By the integral condition, it suffices to only consider [itex]f[/itex] having simple poles as discontinuities. Wlog, we assume it has a pole at [itex]z = 0 [/itex] and choose a contour around it which only has that as the only discontinuity in the region it defines. Thus, by the residue theorem and the integral condition, we have that [itex] \lim_{ z \rightarrow 0} z f(z) = 0 [/itex]. Thus, there exists some small c such that [itex] |z| \leq c \rightarrow |z f(z)| < 1 [/itex]. The function [itex] g(z) = z f(z) [/itex] has only 0 as a discontinuity in previously-mentioned region, and it's removable, so it's analytic on the domain defined by the contour. For [itex] |z| < c[/itex] we have by the maximum modulus principle that [itex]|g|[/itex] attains a max value at [itex]|z| = c [/itex], so in particular, [itex]|f(z)| < 1/c [/itex], for [itex]|z| < c [/itex], hence the discontinuity is removable, so not a pole.

 

[mfb]

Thus, by the residue theorem and the integral condition, we have that [itex] \lim_{ z \rightarrow 0} z f(z) = 0 [/itex].

I don't understand that reasoning.

Thus, there exists some small c such that [itex] |z| \leq c \rightarrow |z f(z)| < 1 [/itex]. The function [itex] g(z) = z f(z) [/itex] has only 0 as a discontinuity in previously-mentioned region, and it's removable, so it's analytic on the domain defined by the contour. For [itex] |z| < c[/itex] we have by the maximum modulus principle that [itex]|g|[/itex] attains a max value at [itex]|z| = c [/itex], so in particular, [itex]|f(z)| < 1/c [/itex], for [itex]|z| < c [/itex], hence the discontinuity is removable, so not a pole.

I would simplify this to "no pole of any order could satisfy the lim condition, therefore f has not a pole". But you have to get the lim condition first.

 

[l'Hôpital]

Alright. So, by the integral condition and the residue theorem (in that order), we get the equalities

[tex]0 = \int zf^2 dz = Res(zf^2,0)[/tex]

Since we are assuming it's a simple pole of [itex]f[/itex], it's an order 2 pole of [itex]f^2[/itex], hence simple pole of [itex]zf^2[/itex], so the residue boils down to the limit condition [itex] \lim_{z \rightarrow z} z(z f^2 (z) ) = 0 [/itex] which is equivalent to the stated limit condition before by taking a square root.

We can assume it's a simple pole since if it was any higher, say [itex]m[/itex], we can simply replace [itex]f[/itex] with [itex]z^{m-1} f [/itex], which would then have a simple pole at [itex]z= 0[/itex] , then show it's not really a pole by the argument I produced earlier which means it couldn't have been a pole of said order for [itex]f[/itex].

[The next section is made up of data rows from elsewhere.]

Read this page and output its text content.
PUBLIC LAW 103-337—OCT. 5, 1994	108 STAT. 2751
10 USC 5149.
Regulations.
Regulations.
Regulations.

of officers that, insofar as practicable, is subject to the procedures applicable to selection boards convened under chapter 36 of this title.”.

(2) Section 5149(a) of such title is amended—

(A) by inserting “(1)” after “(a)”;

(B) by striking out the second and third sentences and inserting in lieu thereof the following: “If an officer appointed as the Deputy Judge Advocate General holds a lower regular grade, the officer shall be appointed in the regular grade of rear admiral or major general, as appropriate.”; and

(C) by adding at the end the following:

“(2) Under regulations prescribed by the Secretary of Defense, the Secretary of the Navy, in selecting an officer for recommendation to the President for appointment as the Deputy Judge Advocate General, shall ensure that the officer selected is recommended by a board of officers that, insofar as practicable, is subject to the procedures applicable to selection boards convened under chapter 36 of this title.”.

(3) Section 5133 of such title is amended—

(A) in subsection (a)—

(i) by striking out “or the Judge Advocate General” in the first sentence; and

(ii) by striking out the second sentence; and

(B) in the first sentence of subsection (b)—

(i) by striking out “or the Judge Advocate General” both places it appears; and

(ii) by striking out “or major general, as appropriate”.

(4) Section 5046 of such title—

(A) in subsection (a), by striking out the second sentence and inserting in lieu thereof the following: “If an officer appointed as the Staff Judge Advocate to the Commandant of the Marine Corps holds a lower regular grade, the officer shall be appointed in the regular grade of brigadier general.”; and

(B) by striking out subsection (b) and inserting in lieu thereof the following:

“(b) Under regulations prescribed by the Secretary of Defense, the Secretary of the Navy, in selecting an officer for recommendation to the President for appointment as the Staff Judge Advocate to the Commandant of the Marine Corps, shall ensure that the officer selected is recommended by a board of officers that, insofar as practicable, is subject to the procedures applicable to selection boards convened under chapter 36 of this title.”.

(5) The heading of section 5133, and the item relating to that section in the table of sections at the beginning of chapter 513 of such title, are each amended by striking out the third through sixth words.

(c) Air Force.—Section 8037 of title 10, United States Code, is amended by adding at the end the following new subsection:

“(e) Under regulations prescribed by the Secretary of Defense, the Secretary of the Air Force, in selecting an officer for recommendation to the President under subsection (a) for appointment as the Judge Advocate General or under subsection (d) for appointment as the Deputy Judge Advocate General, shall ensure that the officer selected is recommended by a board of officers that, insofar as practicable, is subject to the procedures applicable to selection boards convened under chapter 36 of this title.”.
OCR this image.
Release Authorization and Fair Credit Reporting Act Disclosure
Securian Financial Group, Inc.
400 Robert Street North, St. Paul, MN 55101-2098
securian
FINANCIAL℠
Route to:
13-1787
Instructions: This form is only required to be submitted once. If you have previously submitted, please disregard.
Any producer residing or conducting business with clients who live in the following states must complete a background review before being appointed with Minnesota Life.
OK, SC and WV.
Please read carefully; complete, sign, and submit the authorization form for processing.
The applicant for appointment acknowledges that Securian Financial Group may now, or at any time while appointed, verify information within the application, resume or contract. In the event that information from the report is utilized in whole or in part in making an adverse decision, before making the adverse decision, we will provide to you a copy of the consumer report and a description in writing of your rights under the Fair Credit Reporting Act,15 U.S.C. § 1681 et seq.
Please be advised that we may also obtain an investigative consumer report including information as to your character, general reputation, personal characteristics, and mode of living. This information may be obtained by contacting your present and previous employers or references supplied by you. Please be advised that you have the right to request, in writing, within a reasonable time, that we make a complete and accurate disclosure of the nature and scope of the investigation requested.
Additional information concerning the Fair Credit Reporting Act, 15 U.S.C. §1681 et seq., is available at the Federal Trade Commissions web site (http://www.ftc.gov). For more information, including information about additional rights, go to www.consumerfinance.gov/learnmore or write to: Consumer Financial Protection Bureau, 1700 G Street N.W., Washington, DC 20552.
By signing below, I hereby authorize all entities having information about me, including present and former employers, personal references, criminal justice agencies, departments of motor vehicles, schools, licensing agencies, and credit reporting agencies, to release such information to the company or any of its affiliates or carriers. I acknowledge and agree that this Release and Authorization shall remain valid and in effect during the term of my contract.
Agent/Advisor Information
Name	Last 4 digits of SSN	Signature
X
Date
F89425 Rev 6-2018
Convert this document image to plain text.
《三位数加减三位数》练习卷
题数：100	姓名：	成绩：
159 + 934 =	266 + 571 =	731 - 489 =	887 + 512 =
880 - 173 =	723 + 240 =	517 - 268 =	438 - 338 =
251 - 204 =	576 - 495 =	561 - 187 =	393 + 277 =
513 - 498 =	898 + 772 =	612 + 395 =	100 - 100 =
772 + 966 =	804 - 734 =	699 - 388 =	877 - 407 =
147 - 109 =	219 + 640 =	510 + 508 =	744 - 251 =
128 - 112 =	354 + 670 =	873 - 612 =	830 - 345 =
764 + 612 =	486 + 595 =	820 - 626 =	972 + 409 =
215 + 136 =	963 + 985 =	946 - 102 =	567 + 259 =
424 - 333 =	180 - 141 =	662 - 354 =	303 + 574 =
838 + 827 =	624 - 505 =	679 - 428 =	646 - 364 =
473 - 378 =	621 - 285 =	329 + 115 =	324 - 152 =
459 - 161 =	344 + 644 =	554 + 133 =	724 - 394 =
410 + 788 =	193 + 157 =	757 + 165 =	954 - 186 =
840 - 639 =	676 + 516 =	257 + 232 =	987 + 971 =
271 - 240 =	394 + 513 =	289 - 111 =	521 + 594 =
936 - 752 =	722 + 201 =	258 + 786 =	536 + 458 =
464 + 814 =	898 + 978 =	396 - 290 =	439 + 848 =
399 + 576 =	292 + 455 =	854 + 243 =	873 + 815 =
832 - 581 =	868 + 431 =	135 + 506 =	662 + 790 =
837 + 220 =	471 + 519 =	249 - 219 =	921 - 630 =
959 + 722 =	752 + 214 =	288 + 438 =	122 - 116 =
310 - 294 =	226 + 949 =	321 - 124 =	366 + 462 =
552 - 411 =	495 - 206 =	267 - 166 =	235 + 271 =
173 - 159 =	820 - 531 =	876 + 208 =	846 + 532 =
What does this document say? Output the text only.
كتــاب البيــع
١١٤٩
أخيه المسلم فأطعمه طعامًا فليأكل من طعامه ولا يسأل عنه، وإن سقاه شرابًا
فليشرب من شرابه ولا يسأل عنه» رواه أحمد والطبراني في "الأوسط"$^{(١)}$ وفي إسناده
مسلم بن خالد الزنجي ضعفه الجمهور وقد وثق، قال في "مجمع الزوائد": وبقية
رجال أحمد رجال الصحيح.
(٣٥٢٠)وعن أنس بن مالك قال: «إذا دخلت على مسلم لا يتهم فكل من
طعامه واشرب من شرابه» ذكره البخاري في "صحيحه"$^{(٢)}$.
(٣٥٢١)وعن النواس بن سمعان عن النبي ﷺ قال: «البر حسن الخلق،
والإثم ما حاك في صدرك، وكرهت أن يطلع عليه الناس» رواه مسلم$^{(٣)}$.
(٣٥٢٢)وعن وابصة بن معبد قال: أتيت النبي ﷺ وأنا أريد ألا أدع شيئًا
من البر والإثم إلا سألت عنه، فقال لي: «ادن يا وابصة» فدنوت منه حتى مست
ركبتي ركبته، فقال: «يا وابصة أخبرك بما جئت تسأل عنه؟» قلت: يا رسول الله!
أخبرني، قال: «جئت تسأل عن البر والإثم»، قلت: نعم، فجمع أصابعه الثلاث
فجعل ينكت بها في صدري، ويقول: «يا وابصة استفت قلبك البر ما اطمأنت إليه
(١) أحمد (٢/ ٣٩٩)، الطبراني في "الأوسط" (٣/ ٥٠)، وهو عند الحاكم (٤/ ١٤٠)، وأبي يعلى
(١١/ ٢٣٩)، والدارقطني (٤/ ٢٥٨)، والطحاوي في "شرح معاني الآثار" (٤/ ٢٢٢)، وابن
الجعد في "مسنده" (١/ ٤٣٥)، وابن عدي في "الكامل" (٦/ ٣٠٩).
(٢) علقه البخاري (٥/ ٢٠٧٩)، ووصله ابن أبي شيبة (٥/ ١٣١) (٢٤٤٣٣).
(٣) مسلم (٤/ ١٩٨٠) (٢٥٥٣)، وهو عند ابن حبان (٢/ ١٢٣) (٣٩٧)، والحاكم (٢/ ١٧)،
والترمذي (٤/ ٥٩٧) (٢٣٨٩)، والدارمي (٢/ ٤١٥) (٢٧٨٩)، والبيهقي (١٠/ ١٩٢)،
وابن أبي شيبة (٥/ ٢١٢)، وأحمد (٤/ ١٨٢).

I tried to reduce to the simple pole case since for higher order, the residue involves taking derivatives, and that looked scary.

 

[mfb]

We can assume it's a simple pole since if it was any higher, say [itex]m[/itex], we can simply replace [itex]f[/itex] with [itex]z^{m-1} f [/itex], which would then have a simple pole at [itex]z= 0[/itex] , then show it's not really a pole by the argument I produced earlier which means it couldn't have been a pole of said order for [itex]f[/itex].

Better start with modified polynomials directly, otherwise your assumption is not valid - your other cases do not look like the case you considered.